Although the IPU was "designed so that it will support these types of more complex algorithms," said Toon, it is built to be much broader than a single model, he indicated. "Equally it will apply in other kinds of models." He cited, for example, natural language processing systems, "where you want to use sparse processing in those networks."

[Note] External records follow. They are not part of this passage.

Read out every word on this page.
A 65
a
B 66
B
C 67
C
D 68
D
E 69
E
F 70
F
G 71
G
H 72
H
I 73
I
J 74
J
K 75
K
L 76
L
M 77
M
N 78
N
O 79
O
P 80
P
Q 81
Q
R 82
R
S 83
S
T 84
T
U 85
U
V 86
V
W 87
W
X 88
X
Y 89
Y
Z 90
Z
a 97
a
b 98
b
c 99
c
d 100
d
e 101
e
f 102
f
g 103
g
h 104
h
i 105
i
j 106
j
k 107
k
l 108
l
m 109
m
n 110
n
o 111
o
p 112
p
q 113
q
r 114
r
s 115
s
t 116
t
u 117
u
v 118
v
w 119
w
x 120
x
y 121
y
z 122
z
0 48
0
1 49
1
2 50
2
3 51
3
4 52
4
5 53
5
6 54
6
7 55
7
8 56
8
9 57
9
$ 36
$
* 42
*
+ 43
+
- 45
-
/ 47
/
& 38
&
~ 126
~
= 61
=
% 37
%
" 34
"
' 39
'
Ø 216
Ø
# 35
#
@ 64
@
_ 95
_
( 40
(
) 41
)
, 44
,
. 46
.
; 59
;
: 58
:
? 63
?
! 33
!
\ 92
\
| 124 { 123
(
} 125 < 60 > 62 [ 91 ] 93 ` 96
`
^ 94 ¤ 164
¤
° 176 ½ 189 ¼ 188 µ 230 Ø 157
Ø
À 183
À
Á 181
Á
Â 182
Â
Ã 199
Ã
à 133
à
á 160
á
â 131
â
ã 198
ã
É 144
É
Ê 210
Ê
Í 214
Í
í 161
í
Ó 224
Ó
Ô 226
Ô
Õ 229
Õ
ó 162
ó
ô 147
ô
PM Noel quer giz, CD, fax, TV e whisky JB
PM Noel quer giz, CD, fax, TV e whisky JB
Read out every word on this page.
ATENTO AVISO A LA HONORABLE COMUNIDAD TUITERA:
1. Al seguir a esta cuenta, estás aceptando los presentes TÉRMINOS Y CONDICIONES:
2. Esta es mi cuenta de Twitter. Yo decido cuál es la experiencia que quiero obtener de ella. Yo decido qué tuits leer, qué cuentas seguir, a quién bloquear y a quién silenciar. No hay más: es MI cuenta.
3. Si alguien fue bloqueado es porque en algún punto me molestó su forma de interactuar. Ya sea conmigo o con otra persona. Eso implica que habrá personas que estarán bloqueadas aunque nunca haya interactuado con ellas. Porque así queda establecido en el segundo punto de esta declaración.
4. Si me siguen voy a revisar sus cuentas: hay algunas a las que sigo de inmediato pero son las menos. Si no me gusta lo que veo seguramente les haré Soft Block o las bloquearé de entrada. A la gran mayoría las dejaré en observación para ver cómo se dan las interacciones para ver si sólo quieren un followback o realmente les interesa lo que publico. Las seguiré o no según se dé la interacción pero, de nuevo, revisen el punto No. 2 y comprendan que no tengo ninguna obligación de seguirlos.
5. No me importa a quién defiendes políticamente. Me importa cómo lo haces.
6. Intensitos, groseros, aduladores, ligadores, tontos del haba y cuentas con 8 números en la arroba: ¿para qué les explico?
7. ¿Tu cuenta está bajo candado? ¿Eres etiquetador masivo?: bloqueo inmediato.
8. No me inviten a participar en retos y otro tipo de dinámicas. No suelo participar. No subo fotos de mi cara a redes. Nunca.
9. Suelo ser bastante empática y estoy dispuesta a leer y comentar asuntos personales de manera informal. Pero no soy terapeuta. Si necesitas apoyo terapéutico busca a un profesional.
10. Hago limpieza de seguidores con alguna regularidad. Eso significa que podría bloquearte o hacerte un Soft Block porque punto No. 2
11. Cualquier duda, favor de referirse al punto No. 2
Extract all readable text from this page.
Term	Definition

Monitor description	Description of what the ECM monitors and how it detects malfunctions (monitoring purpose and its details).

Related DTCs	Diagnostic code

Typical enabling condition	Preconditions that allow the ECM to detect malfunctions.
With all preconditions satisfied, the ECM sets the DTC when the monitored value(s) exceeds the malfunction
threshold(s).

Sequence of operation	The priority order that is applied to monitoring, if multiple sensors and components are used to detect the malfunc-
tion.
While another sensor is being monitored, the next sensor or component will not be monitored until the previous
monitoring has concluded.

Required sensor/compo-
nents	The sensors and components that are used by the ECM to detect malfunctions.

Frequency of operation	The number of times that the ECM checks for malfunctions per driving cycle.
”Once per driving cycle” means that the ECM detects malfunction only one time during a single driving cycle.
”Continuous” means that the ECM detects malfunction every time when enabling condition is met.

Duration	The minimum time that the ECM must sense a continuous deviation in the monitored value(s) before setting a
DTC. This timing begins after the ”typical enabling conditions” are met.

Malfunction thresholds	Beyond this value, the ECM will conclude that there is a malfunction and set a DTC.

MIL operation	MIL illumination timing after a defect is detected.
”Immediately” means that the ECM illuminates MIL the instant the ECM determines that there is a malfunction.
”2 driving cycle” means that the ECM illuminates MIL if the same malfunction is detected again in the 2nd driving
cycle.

The market for chips for both training, and, especially, for inference, has become a very crowded one. Nvidia is the dominant force in training, while Intel commands the most market share in inference. Along with Graphcore, Cerebras Systems of Los Altos, in Silicon Valley, is shipping systems and getting work from major research labs such as Argonne National Laboratory in the U.S. Department of Energy. Other major names have gotten funding and are in the development stage, such as SambaNova Systems, with a Stanford University pedigree.
Toon nevertheless depicted the market as a two-horse race. "Every time we go and talk to customers it's kind of us and Nvidia," he said. The competition has made little progress, he told ZDNet. In the case of Cerebras, the company "have shipped a few systems to a few customers," adding, "I don't know what traction they're getting."
In the case of Intel, which last year acquired the Israeli startup Habana, "They still have a lot to prove," said Toon. "They haven't really delivered a huge amount, they've got some inference products out there, but nothing for training that customers can use," he said.
Some industry observers view the burden of proof lying more heavily on Graphcore's shoulders.
"Intel's acquisition of Habana makes it the top challenger to Nvidia in both AI inference and training," Linley Gwennap, editor of the prestigious chip newsletter Microprocessor Report, told ZDNet. Habana's benchmark results for its chips are better than the numbers for either Nvidia's V100, its current best chip, or Graphcore's part, contended Gwennap. "Once Intel ports its extensive AI software stack to the Habana hardware, the combination will be well ahead of any startup's platform."
Nvidia two weeks ago announced its newest chip for AI, called the "A100." Graphcore expects to leapfrog the A100 when Graphcore ships its second-generation processor, sometime later this year, said Toon. "When our next generation products come, we should continue to stay ahead."
Gwennap is skeptical. The Nvidia part, he said, "raises the performance bar well above every existing product," and that, he says, leaves all competitors "in the same position: claiming that their unannounced next-generation chip will leapfrog the A100's performance while trying to meet customers' software needs with a far smaller team than either Intel or Nvidia can deploy."
Technology executives tend to over-use the tale of David and Goliath as a metaphor for their challenge to an incumbent in a given market. With a viral pandemic spreading around the world, Toon chose a different image, that of Graphcore's technology spreading like a contagion.
"We've all learned about R0 and exponential growth," he said, referring to the propagation rate of COVID-19, known as the R-naught. "What we've got to do is to keep our R0 above 1."